Já Busin diz que expectativas irreais também são parte do problema para fomentar a síndrome do fim de ano. “Começar o ano pensando que conseguirá fazer tudo diferente – ou melhor – também não é a solução porque, muitas vezes, as pessoas colocam metas inatingíveis e se decepcionam quando não as cumprem.”

Por isso, os especialistas recomendam que para o fim do ano não cause essa decepção, é necessário fazer ajustes das expectativas à realidade e ter a clareza de que nem tudo está sob controle. 

(Você pode se interessar: A Covid-19 pode desencadear depressão?)

Veja algumas dicas para evitar a pressão do fim do ano

Para Busin, traçar objetivos menores a fim de alcançar objetivos maiores pode ajudar. “Tente delimitar metas que você realmente vai conseguir cumprir e acompanhe seu progresso. Por exemplo, não coloque que você quer perder 30 quilos no próximo ano, e sim que você quer ser mais ativo, quer diminuir o consumo de doces, ter mais hábitos saudáveis”, recomenda o psicólogo. 

Outras formas, segundo Busin, de cuidar da saúde mental durante as festas de fim de ano são: 

  • Evite comparar seus resultados com os de outras pessoas. “Muitas vezes esquecemos de considerar os processos de cada um e nos colocamos para baixo. Busque, ao invés disso, usar o exemplo como inspiração.”
  • Reflita sobre suas conquistas e exercite a gratidão. “Não foque no que você não conseguiu realizar e sim nos desafios que você superou”.
  • Tenha compreensão com seus limites e, se não está feliz com o agora, reflita sobre o que você pode mudar. “Temos que tomar cuidado com os pensamentos cruéis de nós mesmos. Tenha em mente que não é possível mudar o passado, mas o futuro sim.

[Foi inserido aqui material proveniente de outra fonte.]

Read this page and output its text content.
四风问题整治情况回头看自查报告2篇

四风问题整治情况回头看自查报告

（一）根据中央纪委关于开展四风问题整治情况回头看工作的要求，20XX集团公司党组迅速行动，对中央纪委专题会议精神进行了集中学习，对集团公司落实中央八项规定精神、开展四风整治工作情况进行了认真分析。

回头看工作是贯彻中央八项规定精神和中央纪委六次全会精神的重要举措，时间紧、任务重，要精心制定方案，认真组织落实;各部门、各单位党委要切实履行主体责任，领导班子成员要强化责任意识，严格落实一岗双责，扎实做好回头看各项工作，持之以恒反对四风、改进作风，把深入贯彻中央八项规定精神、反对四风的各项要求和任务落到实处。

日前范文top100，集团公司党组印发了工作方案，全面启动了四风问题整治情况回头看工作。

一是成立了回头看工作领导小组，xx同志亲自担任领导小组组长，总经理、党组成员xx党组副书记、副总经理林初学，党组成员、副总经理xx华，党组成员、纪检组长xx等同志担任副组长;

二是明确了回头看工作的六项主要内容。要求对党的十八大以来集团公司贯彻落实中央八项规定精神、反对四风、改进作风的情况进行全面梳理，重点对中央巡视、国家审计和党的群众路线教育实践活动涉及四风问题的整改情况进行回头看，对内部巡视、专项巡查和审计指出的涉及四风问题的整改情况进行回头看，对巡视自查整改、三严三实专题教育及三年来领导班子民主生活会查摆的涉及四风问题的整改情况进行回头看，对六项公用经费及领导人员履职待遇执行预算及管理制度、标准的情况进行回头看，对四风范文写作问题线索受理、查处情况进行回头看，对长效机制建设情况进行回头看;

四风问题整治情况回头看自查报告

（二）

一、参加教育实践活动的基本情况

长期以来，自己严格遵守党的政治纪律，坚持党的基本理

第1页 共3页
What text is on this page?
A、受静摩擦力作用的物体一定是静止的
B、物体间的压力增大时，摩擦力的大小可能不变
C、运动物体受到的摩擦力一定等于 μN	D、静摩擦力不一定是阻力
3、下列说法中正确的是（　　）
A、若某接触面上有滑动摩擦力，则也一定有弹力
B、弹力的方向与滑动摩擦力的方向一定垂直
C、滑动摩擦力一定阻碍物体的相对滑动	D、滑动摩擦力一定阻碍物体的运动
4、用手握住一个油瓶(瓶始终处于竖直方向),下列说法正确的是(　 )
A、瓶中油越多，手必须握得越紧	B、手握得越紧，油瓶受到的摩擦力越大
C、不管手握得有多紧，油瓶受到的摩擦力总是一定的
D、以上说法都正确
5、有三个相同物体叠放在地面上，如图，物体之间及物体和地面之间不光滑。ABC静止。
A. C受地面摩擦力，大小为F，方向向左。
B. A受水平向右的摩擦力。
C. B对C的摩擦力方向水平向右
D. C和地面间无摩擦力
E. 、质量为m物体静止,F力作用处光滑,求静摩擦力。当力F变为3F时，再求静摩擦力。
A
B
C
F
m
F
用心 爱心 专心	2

Uma pequena mudança de comportamento já pode significar melhoras para o próximo ano.”

Velasco complementa que, para evitar a melancolia do fim de ano, é recomendado investir no autocuidado em 2023. “Quanto mais fortalecemos e cuidamos da nossa saúde mental, menos ficamos suscetíveis à pressão dessa época”, diz.  

Em suma, já que nossa mente entende a virada como um novo ciclo, também é possível tomar novas atitudes que tragam bem-estar.